The insertion of the αI domain into an α subunit occurred approximately 550 MYA, after the deuterostomes first appeared and after the chordate line was established. The αI domain is observed in integrin α subunits from the tunicates but not in the lancelet (Cephalochordata), which is congruent with the lancelet now being acknowledged on the basis of genome comparison studies [61], [28] as having diverged before the ascidians as the earliest extant chordate instead of vice versa as previously thought on the basis of phenotypic characteristics. The αI domain bestowed additional flexibility in terms of ligand recognition by integrins, helping to meet the challenges of major cellular and system-wide changes occurring within the chordate lineage.

The αI domain has a highly solvent-exposed ligand binding surface capable of recognizing larger ligands and surfaces, thus the integrin binding site would no longer be limited to external loops that could access the fairly narrow cleft between the β-propeller and βI-like domains. With the αI domain, ligands bind to the metal at MIDAS via a glutamate residue instead of aspartate found in ligands targeting MIDAS of the βI-like domain. The αI domain allows unfettered access to the binding site facilitating recognition of ICAM immunoglobulin-fold domain surfaces and collagen triple helices bundled into large structures could be more easily accessed and recognized. The more exposed binding site also means that the interaction of the αI domain with ligands involves more residues, upwards of 15 residues in collagen-like peptide and ICAM immunoglobulin fold recognition. As a consequence of the relocation of the binding site, a C-terminal glutamate residue of the αI domain acts as an intrinsic ligand binding to MIDAS of the βI-like domain, participating in the dynamic conformational mechanisms associated with the function of integrins with αI domains.

Here, we show that the first appearance of features characteristic of the collagen receptor integrins, and possibly immune system integrins, are found in the agnathastomes, whereas the integrins with αI domains of the earlier diverging tunicates cluster together and have clearly not specialized into the types observed in humans (Fig. 8).
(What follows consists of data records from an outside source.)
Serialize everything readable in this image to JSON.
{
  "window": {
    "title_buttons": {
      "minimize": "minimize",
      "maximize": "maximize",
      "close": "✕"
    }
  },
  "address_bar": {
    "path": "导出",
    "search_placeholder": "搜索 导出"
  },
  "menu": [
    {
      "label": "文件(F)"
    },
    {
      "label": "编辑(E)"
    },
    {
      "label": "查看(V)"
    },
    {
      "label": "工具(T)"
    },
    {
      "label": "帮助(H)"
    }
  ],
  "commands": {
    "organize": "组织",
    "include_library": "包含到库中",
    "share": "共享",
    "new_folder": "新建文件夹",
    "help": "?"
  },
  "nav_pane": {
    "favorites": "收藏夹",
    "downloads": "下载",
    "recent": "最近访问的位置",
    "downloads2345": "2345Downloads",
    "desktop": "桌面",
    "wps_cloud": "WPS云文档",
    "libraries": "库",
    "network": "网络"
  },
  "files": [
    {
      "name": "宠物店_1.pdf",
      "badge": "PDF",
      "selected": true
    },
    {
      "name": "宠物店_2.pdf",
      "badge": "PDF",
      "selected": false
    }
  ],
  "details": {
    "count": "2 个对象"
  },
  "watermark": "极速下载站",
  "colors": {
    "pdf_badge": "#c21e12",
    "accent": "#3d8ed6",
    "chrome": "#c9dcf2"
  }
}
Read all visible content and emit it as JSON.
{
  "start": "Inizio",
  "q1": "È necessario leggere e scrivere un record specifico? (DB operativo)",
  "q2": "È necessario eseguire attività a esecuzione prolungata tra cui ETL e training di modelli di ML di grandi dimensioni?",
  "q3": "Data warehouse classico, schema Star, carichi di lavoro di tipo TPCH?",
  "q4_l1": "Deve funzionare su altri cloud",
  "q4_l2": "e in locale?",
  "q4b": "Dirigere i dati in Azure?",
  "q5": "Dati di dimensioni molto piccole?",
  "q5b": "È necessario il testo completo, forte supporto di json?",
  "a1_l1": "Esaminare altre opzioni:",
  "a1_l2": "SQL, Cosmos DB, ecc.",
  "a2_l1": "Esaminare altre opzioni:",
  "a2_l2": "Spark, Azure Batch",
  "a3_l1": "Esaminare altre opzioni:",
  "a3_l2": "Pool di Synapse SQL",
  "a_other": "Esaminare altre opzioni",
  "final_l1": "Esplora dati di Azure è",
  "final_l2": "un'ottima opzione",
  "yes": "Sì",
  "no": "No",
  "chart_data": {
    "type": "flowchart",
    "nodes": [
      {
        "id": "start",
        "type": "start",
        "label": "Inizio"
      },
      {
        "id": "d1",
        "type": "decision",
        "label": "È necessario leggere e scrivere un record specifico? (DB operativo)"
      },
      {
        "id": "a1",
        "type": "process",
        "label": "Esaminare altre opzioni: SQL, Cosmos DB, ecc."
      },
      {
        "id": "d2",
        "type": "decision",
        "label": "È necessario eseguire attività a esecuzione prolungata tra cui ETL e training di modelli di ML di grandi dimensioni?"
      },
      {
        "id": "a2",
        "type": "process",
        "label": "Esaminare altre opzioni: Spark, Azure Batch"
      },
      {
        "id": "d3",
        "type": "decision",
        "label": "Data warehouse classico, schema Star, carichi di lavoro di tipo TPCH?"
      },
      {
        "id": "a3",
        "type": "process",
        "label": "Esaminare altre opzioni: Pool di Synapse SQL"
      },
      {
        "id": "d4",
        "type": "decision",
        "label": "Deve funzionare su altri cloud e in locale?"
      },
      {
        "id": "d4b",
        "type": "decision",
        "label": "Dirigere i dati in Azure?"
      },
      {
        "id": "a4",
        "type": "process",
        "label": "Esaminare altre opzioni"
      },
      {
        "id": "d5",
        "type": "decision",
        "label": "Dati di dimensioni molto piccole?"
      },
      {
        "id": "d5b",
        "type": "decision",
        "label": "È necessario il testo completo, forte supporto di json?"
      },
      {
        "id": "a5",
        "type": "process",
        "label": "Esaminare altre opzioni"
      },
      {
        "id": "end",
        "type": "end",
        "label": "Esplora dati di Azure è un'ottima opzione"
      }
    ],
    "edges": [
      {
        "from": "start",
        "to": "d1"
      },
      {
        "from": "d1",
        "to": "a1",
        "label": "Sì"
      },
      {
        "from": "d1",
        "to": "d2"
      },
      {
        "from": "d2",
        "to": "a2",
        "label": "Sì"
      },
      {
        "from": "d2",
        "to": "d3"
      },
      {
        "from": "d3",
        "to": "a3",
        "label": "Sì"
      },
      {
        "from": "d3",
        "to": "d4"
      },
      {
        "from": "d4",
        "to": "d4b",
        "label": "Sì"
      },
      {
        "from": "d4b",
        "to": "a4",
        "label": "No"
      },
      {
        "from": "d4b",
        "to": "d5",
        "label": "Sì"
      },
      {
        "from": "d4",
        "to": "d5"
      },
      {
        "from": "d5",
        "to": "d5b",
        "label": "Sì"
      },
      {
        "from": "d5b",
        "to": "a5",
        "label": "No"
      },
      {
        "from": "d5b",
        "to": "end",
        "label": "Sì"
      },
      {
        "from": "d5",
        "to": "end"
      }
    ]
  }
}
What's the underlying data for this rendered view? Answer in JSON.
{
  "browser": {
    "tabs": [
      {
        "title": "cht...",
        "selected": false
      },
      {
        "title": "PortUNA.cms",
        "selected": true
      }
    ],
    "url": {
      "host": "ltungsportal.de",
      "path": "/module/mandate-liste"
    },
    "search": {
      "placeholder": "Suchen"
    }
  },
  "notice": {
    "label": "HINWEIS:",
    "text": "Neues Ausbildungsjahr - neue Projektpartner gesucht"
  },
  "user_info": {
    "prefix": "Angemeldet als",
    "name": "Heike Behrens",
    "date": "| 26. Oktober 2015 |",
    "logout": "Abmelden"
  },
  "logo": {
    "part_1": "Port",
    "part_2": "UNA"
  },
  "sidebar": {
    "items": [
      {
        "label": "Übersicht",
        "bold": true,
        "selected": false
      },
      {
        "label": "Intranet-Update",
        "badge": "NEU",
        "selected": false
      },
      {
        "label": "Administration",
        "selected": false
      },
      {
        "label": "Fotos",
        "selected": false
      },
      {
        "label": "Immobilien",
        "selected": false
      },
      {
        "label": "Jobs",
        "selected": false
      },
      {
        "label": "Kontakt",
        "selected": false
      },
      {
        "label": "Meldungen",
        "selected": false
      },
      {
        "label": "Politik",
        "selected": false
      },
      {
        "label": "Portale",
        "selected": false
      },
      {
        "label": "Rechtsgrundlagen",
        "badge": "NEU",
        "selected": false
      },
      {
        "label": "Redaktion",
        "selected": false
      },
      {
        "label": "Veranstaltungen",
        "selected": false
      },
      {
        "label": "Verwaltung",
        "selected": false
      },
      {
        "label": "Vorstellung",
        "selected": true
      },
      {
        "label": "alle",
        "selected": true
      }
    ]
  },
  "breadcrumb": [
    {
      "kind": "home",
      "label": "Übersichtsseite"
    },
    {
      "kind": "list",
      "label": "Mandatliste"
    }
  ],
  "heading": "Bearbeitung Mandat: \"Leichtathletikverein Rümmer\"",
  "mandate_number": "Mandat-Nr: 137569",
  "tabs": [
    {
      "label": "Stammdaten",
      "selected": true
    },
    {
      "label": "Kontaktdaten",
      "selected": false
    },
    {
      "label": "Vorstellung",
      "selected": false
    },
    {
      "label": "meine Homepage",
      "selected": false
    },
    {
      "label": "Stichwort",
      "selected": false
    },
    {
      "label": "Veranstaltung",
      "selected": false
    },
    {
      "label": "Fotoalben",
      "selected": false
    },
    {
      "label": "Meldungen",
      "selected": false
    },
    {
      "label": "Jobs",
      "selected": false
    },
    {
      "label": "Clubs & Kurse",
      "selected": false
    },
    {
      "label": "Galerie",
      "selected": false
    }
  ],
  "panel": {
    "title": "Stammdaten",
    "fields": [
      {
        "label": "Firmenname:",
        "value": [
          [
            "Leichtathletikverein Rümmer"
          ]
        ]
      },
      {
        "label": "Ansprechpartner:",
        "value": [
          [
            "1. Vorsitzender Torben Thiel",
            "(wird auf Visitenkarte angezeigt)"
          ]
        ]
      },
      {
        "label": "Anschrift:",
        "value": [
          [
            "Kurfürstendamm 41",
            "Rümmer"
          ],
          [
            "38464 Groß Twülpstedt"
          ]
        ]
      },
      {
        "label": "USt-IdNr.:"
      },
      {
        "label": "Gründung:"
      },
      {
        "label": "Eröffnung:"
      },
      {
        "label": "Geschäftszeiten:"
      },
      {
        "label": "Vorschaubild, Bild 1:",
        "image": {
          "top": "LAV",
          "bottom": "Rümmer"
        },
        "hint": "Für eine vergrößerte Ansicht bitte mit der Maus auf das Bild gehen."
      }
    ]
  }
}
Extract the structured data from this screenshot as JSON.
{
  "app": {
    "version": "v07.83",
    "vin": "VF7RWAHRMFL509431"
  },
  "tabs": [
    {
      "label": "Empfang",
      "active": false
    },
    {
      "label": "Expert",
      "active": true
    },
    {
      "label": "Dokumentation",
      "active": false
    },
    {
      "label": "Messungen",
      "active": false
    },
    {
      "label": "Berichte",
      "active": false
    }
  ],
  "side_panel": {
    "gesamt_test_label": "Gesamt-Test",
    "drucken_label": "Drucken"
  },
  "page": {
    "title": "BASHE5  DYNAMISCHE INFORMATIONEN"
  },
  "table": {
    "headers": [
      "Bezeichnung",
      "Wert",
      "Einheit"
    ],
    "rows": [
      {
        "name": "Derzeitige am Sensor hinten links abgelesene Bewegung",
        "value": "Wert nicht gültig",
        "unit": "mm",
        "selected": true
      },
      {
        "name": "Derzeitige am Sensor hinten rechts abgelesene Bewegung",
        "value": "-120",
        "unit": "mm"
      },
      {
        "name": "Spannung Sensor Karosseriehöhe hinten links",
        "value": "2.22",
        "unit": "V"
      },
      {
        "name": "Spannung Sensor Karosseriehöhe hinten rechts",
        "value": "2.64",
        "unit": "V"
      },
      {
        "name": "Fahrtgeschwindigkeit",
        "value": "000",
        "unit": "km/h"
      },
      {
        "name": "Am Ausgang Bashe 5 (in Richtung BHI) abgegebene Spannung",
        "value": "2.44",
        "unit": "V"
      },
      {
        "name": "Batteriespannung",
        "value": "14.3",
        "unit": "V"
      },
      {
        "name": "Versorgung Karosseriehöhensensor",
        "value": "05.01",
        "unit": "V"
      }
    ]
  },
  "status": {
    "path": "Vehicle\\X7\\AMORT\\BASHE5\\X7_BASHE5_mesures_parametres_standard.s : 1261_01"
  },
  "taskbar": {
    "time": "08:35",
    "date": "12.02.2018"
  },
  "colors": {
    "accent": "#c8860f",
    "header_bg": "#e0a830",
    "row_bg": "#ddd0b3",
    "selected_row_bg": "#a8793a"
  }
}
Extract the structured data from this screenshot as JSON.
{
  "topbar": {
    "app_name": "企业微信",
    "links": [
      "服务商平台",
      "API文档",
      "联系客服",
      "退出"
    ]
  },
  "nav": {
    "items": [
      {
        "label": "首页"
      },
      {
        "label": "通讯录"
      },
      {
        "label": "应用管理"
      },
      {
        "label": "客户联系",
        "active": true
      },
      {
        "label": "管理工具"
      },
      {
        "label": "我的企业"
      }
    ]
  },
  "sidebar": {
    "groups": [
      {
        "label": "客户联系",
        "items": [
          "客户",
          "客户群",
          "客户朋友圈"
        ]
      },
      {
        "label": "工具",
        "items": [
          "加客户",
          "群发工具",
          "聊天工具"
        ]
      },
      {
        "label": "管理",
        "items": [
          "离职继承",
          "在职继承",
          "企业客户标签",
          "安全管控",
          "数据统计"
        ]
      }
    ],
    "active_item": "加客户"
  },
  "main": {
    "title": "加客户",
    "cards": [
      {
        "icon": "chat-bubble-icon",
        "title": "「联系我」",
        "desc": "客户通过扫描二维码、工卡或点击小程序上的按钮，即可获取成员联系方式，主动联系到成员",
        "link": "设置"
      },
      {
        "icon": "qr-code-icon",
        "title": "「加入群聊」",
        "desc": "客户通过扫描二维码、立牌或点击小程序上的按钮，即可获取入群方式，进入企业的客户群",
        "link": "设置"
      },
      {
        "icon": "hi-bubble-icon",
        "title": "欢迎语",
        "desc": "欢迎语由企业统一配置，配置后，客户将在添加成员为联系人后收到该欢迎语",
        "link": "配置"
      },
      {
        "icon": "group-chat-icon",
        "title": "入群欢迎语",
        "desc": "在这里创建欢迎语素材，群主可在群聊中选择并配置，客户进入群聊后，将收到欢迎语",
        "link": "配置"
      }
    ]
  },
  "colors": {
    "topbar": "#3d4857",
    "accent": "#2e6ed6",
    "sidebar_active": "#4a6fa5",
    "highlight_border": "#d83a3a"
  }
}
This is not to say that the tunicate αI domains cannot bind collagens or have roles in immune function – Miyazawa et al. [30] have reported that H. roretzi α1I functions in a primitive form of complement recognition and Tulla et al. [62] have shown that the C. intestinalis α1I domain can bind human recombinant collagen IX that is both metal and MIDAS independent. Orthologues of the human collagen receptor αI domains always have the αC helix and this is found in all three reported lamprey sequences, one of which is a fairly complete α subunit, lacking only the first two repeats of the β-propeller domain. The expressed lamprey αI domains bind mammalian collagens, as shown here but binding, in contrast to C. intestinalis α1I, is metal and MIDAS dependent as is the case for mammalian collagen binding with the human αI domains; thus the mechanism of mammalian collagen binding in the tunicate is clearly different from that shared by lamprey and humans. Furthermore, this study shows that the determinants for collagen recognition by integrins with αI domains was established early on in chordate evolution and persists throughout the vertebrates.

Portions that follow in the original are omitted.